I was drawn to robot-building because we tend to react emotionally to their presence. Heroic or neurotic, they hold a special place in our contemporary imaginary.  But since 2020 I’ve abandoned this aspect of my practice to explore ceramics as a material.

This is not out of contrariness. I just have no interest in promoting the familiar technophilic or techno-doom tropes of the Anthropocene. It is not the machine, or technology, I’m rejecting, but simply the scripted visions of tech-industry and patent law that dictate and limit how we view the organization of all our endeavors, including communities, including farms, including gardens. We are already primed with set reactions and expectations when confronted with an electronic/digital object. It may be a mysterious black box whose inner workings we don’t understand, but it is also very familiar. It is already a consumer product in “smart” homes, managing shopping lists, locks, and heating, it is already a wealthy tech-savvy child’s toy, or a classroom educational kit. Its identity is that of a gadget in a world of gadgets already promising indulgence, or innovation, or some nebulous safer/happier more creative future through acceptance of data systems or the proprietary monocultures of synthetic biology. Even in an art context reactions tended to be scripted along the same lines, and using the same jargon, as in start-up culture. This crystallized the notion for me that it is not function, but slowness, openness, in fact, it is in the (perceived) dysfunctionality between old and new technologies where my preoccupations lie.

BIO

Beatriz Herrera is a Montreal-based, Chilean-born intermedia artist. Since 2020 her work has increasingly shifted from robotic sculpture to ceramics and drawing.

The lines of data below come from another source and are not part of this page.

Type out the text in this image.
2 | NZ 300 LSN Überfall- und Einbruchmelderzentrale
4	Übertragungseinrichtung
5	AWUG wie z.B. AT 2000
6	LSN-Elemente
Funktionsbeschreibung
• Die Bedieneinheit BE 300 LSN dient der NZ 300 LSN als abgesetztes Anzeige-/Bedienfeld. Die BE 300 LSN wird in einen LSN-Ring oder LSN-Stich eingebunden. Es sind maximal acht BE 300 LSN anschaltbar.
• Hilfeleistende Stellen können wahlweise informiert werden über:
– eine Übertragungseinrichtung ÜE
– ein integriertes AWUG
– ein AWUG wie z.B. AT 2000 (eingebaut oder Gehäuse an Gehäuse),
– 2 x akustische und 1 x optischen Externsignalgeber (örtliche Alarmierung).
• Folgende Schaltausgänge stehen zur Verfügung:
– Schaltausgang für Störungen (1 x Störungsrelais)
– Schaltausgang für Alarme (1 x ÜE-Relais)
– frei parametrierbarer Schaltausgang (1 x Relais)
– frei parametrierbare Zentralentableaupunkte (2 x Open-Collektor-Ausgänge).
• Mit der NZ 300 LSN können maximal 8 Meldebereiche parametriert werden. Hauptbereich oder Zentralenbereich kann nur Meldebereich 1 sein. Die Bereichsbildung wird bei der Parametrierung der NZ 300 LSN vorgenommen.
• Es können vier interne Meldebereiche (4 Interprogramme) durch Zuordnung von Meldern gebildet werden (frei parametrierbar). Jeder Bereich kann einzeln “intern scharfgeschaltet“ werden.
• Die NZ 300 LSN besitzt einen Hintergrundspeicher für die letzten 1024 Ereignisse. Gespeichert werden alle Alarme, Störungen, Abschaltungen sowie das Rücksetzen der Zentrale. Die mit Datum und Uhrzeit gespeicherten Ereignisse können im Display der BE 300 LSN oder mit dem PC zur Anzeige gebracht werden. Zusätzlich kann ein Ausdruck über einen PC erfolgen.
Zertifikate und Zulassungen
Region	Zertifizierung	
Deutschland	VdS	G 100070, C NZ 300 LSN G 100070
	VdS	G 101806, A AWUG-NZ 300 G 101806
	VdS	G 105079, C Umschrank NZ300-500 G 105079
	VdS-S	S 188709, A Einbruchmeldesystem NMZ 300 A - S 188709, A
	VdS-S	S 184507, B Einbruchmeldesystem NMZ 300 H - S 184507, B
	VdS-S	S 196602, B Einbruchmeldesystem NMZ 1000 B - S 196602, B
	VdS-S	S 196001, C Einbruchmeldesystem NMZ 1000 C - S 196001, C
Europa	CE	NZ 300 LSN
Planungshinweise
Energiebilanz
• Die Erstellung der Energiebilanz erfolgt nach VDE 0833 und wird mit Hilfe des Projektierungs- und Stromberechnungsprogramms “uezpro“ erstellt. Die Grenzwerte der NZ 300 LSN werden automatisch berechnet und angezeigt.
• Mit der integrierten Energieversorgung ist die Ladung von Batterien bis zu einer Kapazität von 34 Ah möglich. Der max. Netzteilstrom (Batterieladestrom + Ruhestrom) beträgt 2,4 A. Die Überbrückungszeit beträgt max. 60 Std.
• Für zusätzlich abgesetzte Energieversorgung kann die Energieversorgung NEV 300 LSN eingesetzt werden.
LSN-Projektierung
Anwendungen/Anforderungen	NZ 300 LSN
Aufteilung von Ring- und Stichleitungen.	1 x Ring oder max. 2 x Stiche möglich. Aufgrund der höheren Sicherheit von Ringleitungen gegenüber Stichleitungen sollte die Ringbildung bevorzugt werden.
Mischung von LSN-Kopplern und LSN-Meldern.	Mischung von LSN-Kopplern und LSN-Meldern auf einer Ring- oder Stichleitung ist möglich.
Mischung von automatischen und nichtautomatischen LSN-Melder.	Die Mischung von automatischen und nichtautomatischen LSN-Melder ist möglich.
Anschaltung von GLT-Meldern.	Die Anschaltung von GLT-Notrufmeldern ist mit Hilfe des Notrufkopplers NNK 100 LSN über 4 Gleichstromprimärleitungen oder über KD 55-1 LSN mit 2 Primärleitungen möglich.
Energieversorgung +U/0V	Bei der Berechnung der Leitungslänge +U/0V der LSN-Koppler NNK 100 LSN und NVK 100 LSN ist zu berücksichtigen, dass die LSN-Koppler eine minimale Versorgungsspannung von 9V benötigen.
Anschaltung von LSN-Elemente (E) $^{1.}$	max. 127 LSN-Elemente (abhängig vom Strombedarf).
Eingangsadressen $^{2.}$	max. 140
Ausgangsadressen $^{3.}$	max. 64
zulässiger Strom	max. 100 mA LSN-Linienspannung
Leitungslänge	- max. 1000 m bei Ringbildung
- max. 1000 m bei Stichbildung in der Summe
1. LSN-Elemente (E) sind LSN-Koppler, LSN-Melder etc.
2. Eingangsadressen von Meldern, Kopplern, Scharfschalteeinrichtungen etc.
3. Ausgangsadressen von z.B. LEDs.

Beatriz Herrera holds a BFA in Ceramics (1997, Alberta University of the Arts); a BFA in Intermedia & Cyberarts 2010) and a MFA (Sculpture 2014) from Concordia University.  She has had various solo and group exhibitions, including at Toronto Interaccess Electronic Media Arts Center (2009), Montreal Ateliers Jean-Brillant (2010), Burlington City Art Center (2014), Montreal Eastern Bloc gallery (2015), Gatineau Daïmon (2015), Îles-de-la-Madeleine artist-run-centre Admare (2015), La salle de diffusion de Parc-Extension, and le Conseil des Arts de Montréal (2018). Her work has been funded by the Conseil des Arts et des Lettres du Québec, and Montréal arts interculturels (MAI).